Se afirma en una homilía navideña, atribuida a san Juan Crisóstomo: «Venid, pues, celebremos la fiesta. Venid, celebremos la solemnidad... Hoy el lazo antiguo ha sido roto, el diablo ha sido cubierto de confusión, los demonios han tomado la huida, la muerte ha sido destruida, el paraíso ha sido abierto de nuevo, la maldición ha sido borrada, el pecado ha sido barrido, el error se ha ido y ha reaparecido la verdad».

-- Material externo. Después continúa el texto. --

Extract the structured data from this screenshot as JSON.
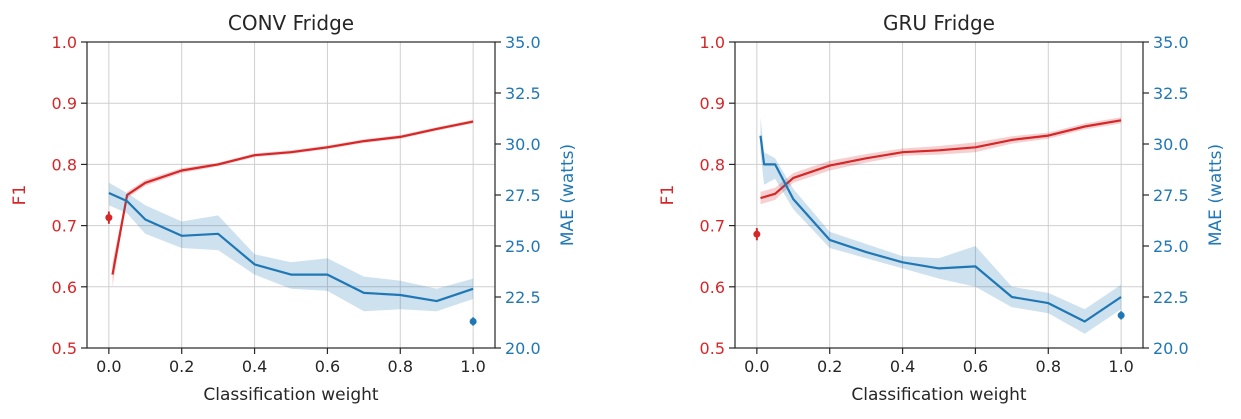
{
  "colors": {
    "f1": "#d62728",
    "mae": "#1f77b4"
  },
  "chart_data": [
    {
      "type": "line",
      "title": "CONV Fridge",
      "xlabel": "Classification weight",
      "ylabel_left": "F1",
      "ylabel_right": "MAE (watts)",
      "xlim": [
        -0.06,
        1.06
      ],
      "ylim_left": [
        0.5,
        1.0
      ],
      "ylim_right": [
        20.0,
        35.0
      ],
      "xticks": [
        "0.0",
        "0.2",
        "0.4",
        "0.6",
        "0.8",
        "1.0"
      ],
      "yticks_left": [
        "0.5",
        "0.6",
        "0.7",
        "0.8",
        "0.9",
        "1.0"
      ],
      "yticks_right": [
        "20.0",
        "22.5",
        "25.0",
        "27.5",
        "30.0",
        "32.5",
        "35.0"
      ],
      "grid": true,
      "series": [
        {
          "axis": "left",
          "x": [
            0.01,
            0.05,
            0.1,
            0.2,
            0.3,
            0.4,
            0.5,
            0.6,
            0.7,
            0.8,
            0.9,
            1.0
          ],
          "y": [
            0.62,
            0.75,
            0.77,
            0.79,
            0.8,
            0.815,
            0.82,
            0.828,
            0.838,
            0.845,
            0.858,
            0.87
          ],
          "y_low": [
            0.6,
            0.745,
            0.765,
            0.786,
            0.797,
            0.812,
            0.817,
            0.825,
            0.835,
            0.842,
            0.855,
            0.867
          ],
          "y_high": [
            0.64,
            0.755,
            0.775,
            0.794,
            0.803,
            0.818,
            0.823,
            0.831,
            0.841,
            0.848,
            0.861,
            0.873
          ]
        },
        {
          "axis": "right",
          "x": [
            0.0,
            0.05,
            0.1,
            0.2,
            0.3,
            0.4,
            0.5,
            0.6,
            0.7,
            0.8,
            0.9,
            1.0
          ],
          "y": [
            27.6,
            27.2,
            26.3,
            25.5,
            25.6,
            24.1,
            23.6,
            23.6,
            22.7,
            22.6,
            22.3,
            22.9
          ],
          "y_low": [
            27.0,
            26.6,
            25.6,
            24.9,
            24.8,
            23.6,
            22.9,
            22.8,
            21.8,
            21.9,
            21.8,
            22.4
          ],
          "y_high": [
            28.1,
            27.6,
            27.0,
            26.2,
            26.5,
            24.6,
            24.2,
            24.4,
            23.5,
            23.3,
            22.9,
            23.4
          ]
        }
      ],
      "points": [
        {
          "axis": "left",
          "x": 0.0,
          "y": 0.713,
          "low": 0.703,
          "high": 0.723
        },
        {
          "axis": "right",
          "x": 1.0,
          "y": 21.3,
          "low": 21.1,
          "high": 21.5
        }
      ]
    },
    {
      "type": "line",
      "title": "GRU Fridge",
      "xlabel": "Classification weight",
      "ylabel_left": "F1",
      "ylabel_right": "MAE (watts)",
      "xlim": [
        -0.06,
        1.06
      ],
      "ylim_left": [
        0.5,
        1.0
      ],
      "ylim_right": [
        20.0,
        35.0
      ],
      "xticks": [
        "0.0",
        "0.2",
        "0.4",
        "0.6",
        "0.8",
        "1.0"
      ],
      "yticks_left": [
        "0.5",
        "0.6",
        "0.7",
        "0.8",
        "0.9",
        "1.0"
      ],
      "yticks_right": [
        "20.0",
        "22.5",
        "25.0",
        "27.5",
        "30.0",
        "32.5",
        "35.0"
      ],
      "grid": true,
      "series": [
        {
          "axis": "left",
          "x": [
            0.01,
            0.05,
            0.1,
            0.2,
            0.3,
            0.4,
            0.5,
            0.6,
            0.7,
            0.8,
            0.9,
            1.0
          ],
          "y": [
            0.745,
            0.752,
            0.778,
            0.798,
            0.81,
            0.82,
            0.823,
            0.828,
            0.84,
            0.847,
            0.862,
            0.872
          ],
          "y_low": [
            0.735,
            0.742,
            0.77,
            0.79,
            0.803,
            0.814,
            0.816,
            0.82,
            0.834,
            0.842,
            0.857,
            0.867
          ],
          "y_high": [
            0.755,
            0.762,
            0.786,
            0.806,
            0.817,
            0.826,
            0.83,
            0.836,
            0.846,
            0.852,
            0.867,
            0.877
          ]
        },
        {
          "axis": "right",
          "x": [
            0.01,
            0.02,
            0.05,
            0.1,
            0.2,
            0.3,
            0.4,
            0.5,
            0.6,
            0.7,
            0.8,
            0.9,
            1.0
          ],
          "y": [
            30.4,
            29.0,
            29.0,
            27.3,
            25.3,
            24.7,
            24.2,
            23.9,
            24.0,
            22.5,
            22.2,
            21.3,
            22.5
          ],
          "y_low": [
            29.6,
            28.0,
            28.3,
            26.8,
            24.9,
            24.4,
            23.9,
            23.4,
            23.0,
            22.0,
            21.7,
            20.7,
            21.9
          ],
          "y_high": [
            31.3,
            29.6,
            29.3,
            27.8,
            25.7,
            25.1,
            24.5,
            24.4,
            25.0,
            23.0,
            22.7,
            21.9,
            23.1
          ]
        }
      ],
      "points": [
        {
          "axis": "left",
          "x": 0.0,
          "y": 0.686,
          "low": 0.676,
          "high": 0.696
        },
        {
          "axis": "right",
          "x": 1.0,
          "y": 21.6,
          "low": 21.4,
          "high": 21.8
        }
      ]
    }
  ]
}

Al releer esos escritos, uno se siente sumergido, más que en la fiesta del nacimiento, siempre de colorido tierno y entrañable, en la solemnidad de la pascua. El horizonte navideño que se nos ofrece desde esos textos nos resulta inusitado y sorprendente. Pero ello nos obliga, al mismo tiempo, a revisar nuestra concepción de la fiesta de navidad. Una vez más hay que decir que ese día no celebramos sólo el nacimiento del Señor. En realidad lo que se nos ofrece y hace presente es la totalidad del misterio salvador, con toda su amplitud. En esta clave hay que leer estas palabras que san León pronunció ante la comunidad cristiana de Roma reunida para celebrar el nacimiento del Señor:

«Muy queridos todos: ¡Alegrémonos! Hoy ha nacido nuestro salvador. No nos está permitido dar cabida a la tristeza allí donde nace la vida que, borrando el temor de la muerte, nos infunde la alegría que conlleva toda promesa de eternidad. Que nadie se sienta excluido de poder participar, pues nuestro Señor, destructor tanto del pecado como de la muerte, vino para liberar a todos, ya que a nadie encontró libre de pecado. Llénate de júbilo, tú que eres santo, porque el premio está cerca. Alégrate, tú que eres pecador, porque serás perdonado. No desesperes, tú que no crees, porque también tú eres llamado a la vida. Pues el Hijo de Dios, al creerlo oportuno el misterioso pensar divino, tomó la naturaleza del género humano para reconciliarla con su creador y, de este modo, el inventor de la muerte, el llamado diablo, se viera vencido por la misma naturaleza que había dominado».